Highlights Last Updated: 29 Jul 2020
Zambia is a landlocked country in Southern Africa, home to more than 17.3 million people. Although the country has experienced sustained economic growth over the past 10 years, almost 56 per cent of the population live below the international poverty line of US$1.90 a day. The situation is especially concerning in rural zones, where poverty affects 76.6 per cent of the population. Zambia’s chronic poverty, coupled with erratic weather and climate shocks, lead to high levels of food insecurity and malnutrition, poor access to health care, and different protection risks, especially for women and children.
With an agriculture-based economy growing a range of crops including maize, cotton, tobacco and groundnuts, the country has suffered the effects of unpredictable weather patterns over the last decade. Farmers rely on seasonal rains (November to April) and subsistence-style farming is common in the country, especially in the south. The constant variation in seasonal rainfall has been negatively impacting Zambia and its population, hampering food production and leaving those who depend on rainfed agriculture vulnerable and exposed to multiple challenges.

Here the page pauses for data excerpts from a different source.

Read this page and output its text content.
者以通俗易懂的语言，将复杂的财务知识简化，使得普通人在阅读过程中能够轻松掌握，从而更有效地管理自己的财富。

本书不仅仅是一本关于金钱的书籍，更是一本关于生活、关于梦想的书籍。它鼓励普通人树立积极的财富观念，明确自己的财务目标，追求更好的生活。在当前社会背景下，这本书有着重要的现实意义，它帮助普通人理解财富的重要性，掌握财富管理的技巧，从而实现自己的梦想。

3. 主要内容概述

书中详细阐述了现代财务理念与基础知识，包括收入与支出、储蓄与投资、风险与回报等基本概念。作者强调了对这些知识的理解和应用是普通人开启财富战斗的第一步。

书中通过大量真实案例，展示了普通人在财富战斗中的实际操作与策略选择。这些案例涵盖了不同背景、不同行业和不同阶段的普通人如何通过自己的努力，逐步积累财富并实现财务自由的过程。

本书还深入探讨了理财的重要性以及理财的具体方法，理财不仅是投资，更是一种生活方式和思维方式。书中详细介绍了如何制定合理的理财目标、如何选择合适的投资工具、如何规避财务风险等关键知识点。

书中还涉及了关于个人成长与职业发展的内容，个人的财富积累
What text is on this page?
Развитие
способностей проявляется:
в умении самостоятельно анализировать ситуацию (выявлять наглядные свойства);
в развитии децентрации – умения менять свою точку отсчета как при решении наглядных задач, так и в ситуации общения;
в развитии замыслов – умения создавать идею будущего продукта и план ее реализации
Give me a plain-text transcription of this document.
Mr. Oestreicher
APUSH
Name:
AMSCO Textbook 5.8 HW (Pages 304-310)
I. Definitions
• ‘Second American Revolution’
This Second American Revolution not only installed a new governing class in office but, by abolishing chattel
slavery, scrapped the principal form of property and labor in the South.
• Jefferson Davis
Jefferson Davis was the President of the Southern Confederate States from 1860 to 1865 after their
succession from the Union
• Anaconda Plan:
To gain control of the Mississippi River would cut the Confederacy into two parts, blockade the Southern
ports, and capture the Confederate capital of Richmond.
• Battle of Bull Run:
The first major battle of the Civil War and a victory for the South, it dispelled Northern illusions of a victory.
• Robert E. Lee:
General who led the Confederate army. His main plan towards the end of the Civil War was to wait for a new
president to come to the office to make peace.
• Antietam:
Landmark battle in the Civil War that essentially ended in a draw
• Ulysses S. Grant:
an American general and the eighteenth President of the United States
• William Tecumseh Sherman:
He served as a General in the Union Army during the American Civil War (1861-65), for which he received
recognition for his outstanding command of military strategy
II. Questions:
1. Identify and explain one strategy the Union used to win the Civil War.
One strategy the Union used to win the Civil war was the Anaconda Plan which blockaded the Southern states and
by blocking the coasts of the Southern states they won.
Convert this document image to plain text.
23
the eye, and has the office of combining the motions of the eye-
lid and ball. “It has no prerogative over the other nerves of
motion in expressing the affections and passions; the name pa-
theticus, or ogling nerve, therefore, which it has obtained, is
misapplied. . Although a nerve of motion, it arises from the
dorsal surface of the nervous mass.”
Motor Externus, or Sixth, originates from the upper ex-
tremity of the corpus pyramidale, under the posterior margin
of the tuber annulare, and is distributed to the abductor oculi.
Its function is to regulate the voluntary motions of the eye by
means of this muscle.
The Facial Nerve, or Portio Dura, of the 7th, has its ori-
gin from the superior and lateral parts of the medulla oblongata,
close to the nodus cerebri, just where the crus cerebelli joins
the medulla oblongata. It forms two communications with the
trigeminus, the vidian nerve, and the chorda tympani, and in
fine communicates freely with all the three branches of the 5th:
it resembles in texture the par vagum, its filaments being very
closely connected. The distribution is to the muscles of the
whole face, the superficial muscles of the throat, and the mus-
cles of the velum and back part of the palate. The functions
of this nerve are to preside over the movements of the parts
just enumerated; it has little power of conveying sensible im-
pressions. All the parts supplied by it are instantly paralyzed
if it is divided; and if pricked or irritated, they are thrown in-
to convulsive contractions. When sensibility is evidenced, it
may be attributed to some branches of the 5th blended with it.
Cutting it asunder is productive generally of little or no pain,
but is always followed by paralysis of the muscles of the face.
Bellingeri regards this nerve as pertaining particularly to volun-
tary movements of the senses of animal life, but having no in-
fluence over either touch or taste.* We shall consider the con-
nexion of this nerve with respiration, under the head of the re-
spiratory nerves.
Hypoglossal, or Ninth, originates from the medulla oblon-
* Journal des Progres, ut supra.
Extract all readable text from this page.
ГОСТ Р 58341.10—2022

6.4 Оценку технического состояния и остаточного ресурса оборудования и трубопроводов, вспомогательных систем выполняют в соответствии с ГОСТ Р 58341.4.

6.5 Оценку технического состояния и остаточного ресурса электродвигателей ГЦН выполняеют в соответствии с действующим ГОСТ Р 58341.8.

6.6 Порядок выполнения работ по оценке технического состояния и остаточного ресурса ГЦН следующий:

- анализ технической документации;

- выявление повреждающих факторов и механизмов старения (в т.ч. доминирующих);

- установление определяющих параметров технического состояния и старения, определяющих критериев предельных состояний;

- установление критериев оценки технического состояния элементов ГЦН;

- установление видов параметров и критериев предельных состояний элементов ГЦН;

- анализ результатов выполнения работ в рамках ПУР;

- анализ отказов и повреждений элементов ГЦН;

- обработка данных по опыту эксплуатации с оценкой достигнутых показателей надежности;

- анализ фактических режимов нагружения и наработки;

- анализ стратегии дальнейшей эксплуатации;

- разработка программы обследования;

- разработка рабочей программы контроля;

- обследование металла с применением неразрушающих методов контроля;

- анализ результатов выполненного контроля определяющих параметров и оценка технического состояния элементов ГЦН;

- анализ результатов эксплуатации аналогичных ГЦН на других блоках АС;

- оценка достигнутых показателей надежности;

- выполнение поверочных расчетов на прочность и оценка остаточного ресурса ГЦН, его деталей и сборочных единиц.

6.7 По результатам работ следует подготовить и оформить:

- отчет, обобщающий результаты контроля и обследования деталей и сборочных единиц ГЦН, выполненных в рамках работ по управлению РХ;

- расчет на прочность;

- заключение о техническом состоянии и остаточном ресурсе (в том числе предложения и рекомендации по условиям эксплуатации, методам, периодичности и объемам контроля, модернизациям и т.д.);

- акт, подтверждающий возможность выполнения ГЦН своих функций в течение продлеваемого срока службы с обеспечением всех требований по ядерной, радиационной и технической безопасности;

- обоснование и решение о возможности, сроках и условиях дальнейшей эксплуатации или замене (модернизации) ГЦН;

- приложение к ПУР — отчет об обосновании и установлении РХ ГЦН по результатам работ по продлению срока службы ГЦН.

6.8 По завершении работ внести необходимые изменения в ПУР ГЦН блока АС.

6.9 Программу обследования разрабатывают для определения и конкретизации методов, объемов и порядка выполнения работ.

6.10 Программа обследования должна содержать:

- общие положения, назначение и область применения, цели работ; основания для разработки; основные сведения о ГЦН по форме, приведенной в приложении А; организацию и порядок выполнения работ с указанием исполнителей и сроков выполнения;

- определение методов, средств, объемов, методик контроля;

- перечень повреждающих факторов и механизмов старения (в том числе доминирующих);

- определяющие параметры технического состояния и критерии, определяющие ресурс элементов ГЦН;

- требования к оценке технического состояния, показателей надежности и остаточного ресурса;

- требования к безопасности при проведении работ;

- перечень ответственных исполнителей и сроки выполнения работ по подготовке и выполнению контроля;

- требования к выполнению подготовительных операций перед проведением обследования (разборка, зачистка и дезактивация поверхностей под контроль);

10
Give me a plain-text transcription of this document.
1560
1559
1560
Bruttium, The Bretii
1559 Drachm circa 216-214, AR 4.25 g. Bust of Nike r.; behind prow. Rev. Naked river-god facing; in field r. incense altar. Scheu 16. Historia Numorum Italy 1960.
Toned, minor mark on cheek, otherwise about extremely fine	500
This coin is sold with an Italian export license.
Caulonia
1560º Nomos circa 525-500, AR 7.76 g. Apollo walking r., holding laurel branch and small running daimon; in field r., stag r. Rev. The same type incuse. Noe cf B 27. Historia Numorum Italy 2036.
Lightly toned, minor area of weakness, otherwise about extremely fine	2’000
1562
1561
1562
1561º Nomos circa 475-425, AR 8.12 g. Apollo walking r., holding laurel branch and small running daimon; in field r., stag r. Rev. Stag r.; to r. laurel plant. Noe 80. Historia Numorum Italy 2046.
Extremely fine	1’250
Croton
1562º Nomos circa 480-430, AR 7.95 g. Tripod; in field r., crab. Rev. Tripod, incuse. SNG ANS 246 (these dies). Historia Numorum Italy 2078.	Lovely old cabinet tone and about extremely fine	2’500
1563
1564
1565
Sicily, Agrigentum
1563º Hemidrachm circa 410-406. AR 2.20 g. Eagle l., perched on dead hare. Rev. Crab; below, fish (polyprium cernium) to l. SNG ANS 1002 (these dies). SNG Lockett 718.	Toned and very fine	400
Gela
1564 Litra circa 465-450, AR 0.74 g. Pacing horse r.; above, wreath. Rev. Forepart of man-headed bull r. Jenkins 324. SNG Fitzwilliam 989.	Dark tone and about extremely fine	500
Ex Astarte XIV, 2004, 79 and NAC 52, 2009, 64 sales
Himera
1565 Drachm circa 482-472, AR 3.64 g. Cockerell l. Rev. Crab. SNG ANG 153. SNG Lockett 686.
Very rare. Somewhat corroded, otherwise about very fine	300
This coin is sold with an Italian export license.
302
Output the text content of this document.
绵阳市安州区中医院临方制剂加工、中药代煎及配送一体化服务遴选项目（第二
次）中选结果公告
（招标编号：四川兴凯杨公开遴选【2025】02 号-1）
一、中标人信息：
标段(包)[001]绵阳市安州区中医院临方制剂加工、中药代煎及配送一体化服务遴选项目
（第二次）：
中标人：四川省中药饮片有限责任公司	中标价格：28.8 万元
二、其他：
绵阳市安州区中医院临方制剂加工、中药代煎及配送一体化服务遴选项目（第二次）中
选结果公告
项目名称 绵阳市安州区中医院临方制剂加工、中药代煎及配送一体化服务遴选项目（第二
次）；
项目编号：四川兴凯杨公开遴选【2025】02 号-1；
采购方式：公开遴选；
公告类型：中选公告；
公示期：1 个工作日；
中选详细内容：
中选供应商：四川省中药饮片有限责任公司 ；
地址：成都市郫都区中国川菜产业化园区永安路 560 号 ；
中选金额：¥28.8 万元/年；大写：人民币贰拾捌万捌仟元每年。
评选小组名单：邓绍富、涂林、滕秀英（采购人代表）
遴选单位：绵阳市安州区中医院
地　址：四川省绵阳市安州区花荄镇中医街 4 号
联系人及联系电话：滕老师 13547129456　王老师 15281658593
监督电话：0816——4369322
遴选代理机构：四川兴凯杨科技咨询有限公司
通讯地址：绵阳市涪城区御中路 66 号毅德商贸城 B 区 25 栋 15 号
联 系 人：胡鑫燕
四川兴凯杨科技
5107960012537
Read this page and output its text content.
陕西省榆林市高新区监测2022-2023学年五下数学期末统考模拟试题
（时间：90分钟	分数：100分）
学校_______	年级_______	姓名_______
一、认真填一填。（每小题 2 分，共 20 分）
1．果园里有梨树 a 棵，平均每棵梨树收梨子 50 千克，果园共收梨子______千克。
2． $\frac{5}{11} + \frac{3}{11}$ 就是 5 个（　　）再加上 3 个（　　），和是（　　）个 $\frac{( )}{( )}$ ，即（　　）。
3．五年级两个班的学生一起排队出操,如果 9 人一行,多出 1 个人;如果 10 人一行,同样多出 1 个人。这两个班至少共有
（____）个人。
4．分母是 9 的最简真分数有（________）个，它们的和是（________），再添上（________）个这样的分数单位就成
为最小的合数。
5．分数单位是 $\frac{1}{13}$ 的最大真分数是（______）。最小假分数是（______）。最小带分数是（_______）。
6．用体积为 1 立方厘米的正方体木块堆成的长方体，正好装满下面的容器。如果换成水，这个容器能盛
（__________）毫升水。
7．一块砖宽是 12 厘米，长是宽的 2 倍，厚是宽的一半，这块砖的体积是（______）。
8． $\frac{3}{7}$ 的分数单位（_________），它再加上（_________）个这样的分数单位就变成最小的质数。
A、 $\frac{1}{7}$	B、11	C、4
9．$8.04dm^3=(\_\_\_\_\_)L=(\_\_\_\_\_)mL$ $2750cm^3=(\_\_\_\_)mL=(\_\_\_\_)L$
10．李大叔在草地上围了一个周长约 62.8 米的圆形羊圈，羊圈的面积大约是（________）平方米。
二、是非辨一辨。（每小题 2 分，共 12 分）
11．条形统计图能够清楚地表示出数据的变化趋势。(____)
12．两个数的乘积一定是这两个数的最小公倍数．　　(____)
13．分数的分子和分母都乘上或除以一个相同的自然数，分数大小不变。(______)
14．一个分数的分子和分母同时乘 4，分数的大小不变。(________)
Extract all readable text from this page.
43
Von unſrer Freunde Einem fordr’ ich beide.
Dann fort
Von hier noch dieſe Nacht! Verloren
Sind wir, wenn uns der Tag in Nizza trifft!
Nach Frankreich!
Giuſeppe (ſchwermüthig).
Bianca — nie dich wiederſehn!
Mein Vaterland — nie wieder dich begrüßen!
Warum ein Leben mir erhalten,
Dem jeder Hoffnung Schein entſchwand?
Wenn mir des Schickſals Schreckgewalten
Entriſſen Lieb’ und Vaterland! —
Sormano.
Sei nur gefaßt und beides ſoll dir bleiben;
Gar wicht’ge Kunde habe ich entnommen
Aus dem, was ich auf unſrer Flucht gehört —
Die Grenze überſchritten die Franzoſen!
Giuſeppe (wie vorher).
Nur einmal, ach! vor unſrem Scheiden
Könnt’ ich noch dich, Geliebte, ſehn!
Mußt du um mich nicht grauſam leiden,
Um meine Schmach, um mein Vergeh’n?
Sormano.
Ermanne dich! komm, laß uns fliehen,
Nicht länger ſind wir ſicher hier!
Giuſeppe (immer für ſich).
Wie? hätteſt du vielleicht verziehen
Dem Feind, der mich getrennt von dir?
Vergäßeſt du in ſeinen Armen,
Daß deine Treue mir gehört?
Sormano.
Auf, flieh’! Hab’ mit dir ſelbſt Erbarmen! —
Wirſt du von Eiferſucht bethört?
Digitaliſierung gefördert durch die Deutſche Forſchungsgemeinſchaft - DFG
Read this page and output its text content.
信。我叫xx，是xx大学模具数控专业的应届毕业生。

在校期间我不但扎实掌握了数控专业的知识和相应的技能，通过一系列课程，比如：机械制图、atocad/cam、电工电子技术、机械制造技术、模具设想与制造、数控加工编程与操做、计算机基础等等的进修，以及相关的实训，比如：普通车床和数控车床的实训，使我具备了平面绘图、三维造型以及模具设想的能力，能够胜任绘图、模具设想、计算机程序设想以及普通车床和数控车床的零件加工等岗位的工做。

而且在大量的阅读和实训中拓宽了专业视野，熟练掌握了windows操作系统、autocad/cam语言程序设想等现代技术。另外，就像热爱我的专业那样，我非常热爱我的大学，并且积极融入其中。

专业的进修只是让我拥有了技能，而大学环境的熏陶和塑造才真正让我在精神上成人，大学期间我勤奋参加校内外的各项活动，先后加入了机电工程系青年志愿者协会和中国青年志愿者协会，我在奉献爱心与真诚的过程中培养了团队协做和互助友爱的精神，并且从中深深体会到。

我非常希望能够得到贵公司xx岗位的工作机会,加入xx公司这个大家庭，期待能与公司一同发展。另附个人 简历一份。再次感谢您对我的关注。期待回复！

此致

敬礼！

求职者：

In 2019, prolonged and severe drought in the southern part of the country and floods in the north have hampered food production, especially of maize, which had a reduction of 16 per cent compared to the same period in 2018. More than 2.4 million people are expected to be severely food insecure during the lean season (October 2019 - March 2020), with at least 430,000 of them in Emergency levels (IPC 4), according to the 2019 Zambia Vulnerability Assessment Committee (ZVAC) / IPC report.